Prison-based initiatives to disengage terrorists have been trialled in a number of countries over the past decade, although evaluating these programs remains problematic. Governments have produced statistics lauding the success of such initiatives; however, just because an offender has not committed an act of terrorism six months after being released does not mean he or she has been ideologically converted. It is also difficult to prove that certain courses of action prevent something from happening.
What is clear is that interventions are more likely to be successfully received if they are personally tailored to an individual’s background and personality, and involve frequent engagements. The less than ideal situation in Indonesia means that BNPT officers can only visit most prisons a few times per year, which makes any lasting impact of their deradicalisation efforts unlikely, however well intentioned.
An effective way of improving this efficiency problem would be to train prison staff to conduct the programs themselves. The Corrections Directorate has increasingly attempted to prioritise rehabilitation in its facilities, but programs are mostly for inmates in general, rather than targeted at specific problems. The BNPT conducts its sessions independently, with consultants, such as religious scholars or former militants, brought in to assist.
In fact, due to the sensitive nature of data associated with terrorist inmates, prisons are often told very little about the individuals they receive. Police and/or BNPT let prison staff know that a certain inmate is radical and potentially high-risk, but relayed information rarely extends much further.
Data is protected to prevent leaks, but the inability or reluctance to share prisoners’ specifics remains an obstacle to effective rehabilitation initiatives. If trained prison staff had detailed profiles of the prisoners they are responsible for, and a predetermined framework for intervention, they could spend time with the relevant prisoners every day. If inmates were transferred, staff would coordinate with counterparts in other facilities to carry the program forwards.
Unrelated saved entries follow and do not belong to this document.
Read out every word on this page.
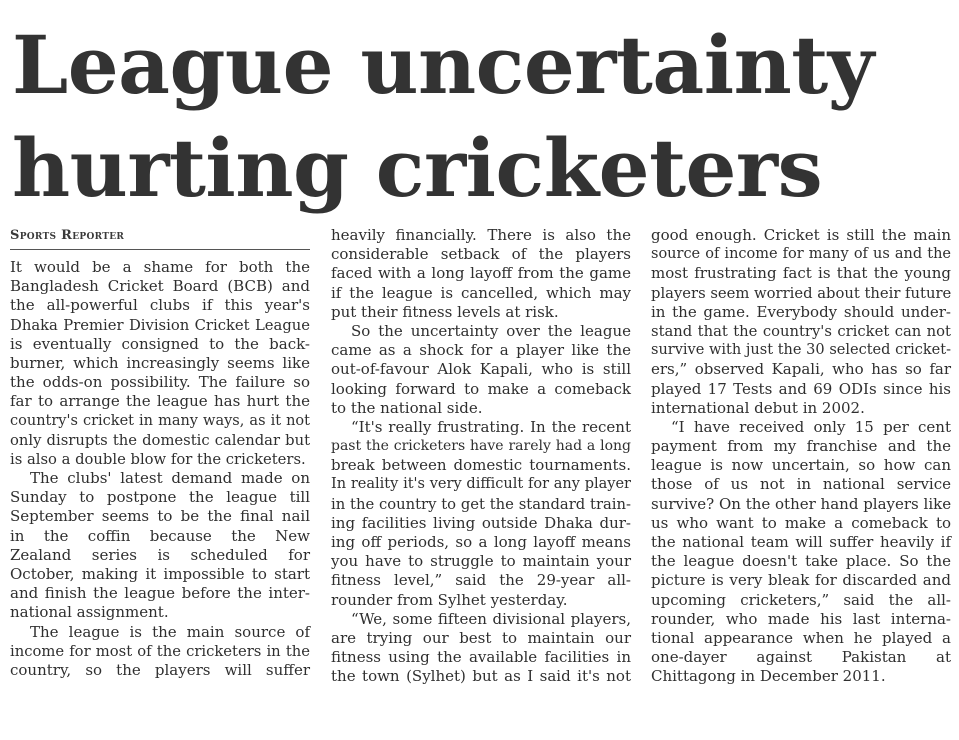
League uncertainty
hurting cricketers
Sports Reporter
It would be a shame for both the
Bangladesh Cricket Board (BCB) and
the all-powerful clubs if this year's
Dhaka Premier Division Cricket League
is eventually consigned to the back-
burner, which increasingly seems like
the odds-on possibility. The failure so
far to arrange the league has hurt the
country's cricket in many ways, as it not
only disrupts the domestic calendar but
is also a double blow for the cricketers.
The clubs' latest demand made on
Sunday to postpone the league till
September seems to be the final nail
in the coffin because the New
Zealand series is scheduled for
October, making it impossible to start
and finish the league before the inter-
national assignment.
The league is the main source of
income for most of the cricketers in the
country, so the players will suffer
heavily financially. There is also the
considerable setback of the players
faced with a long layoff from the game
if the league is cancelled, which may
put their fitness levels at risk.
So the uncertainty over the league
came as a shock for a player like the
out-of-favour Alok Kapali, who is still
looking forward to make a comeback
to the national side.
“It's really frustrating. In the recent
past the cricketers have rarely had a long
break between domestic tournaments.
In reality it's very difficult for any player
in the country to get the standard train-
ing facilities living outside Dhaka dur-
ing off periods, so a long layoff means
you have to struggle to maintain your
fitness level,” said the 29-year all-
rounder from Sylhet yesterday.
“We, some fifteen divisional players,
are trying our best to maintain our
fitness using the available facilities in
the town (Sylhet) but as I said it's not
good enough. Cricket is still the main
source of income for many of us and the
most frustrating fact is that the young
players seem worried about their future
in the game. Everybody should under-
stand that the country's cricket can not
survive with just the 30 selected cricket-
ers,” observed Kapali, who has so far
played 17 Tests and 69 ODIs since his
international debut in 2002.
“I have received only 15 per cent
payment from my franchise and the
league is now uncertain, so how can
those of us not in national service
survive? On the other hand players like
us who want to make a comeback to
the national team will suffer heavily if
the league doesn't take place. So the
picture is very bleak for discarded and
upcoming cricketers,” said the all-
rounder, who made his last interna-
tional appearance when he played a
one-dayer against Pakistan at
Chittagong in December 2011.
The Indonesian Directorate of Corrections is in the process of hiring several thousand new prison officers. It would not take much to provide many of these new officers with the knowledge and skills to engage extremists. Jakarta-based NGOs have already been offering constructive vocational training, and the BNPT has conducted occasional seminars.
However, it is difficult to envisage success unless efforts are properly coordinated and relevant information shared among stakeholders under an effective leadership structure.
The Directorate of Corrections has been described as a marginalised member of the nation’s criminal justice system. Certainly, the now bulging prison population and insufficient resources present significant challenges, but if there is any chance of reforming extremist inmates, or at least mitigating the risk they pose following release, the prison system and its people must be firmly involved.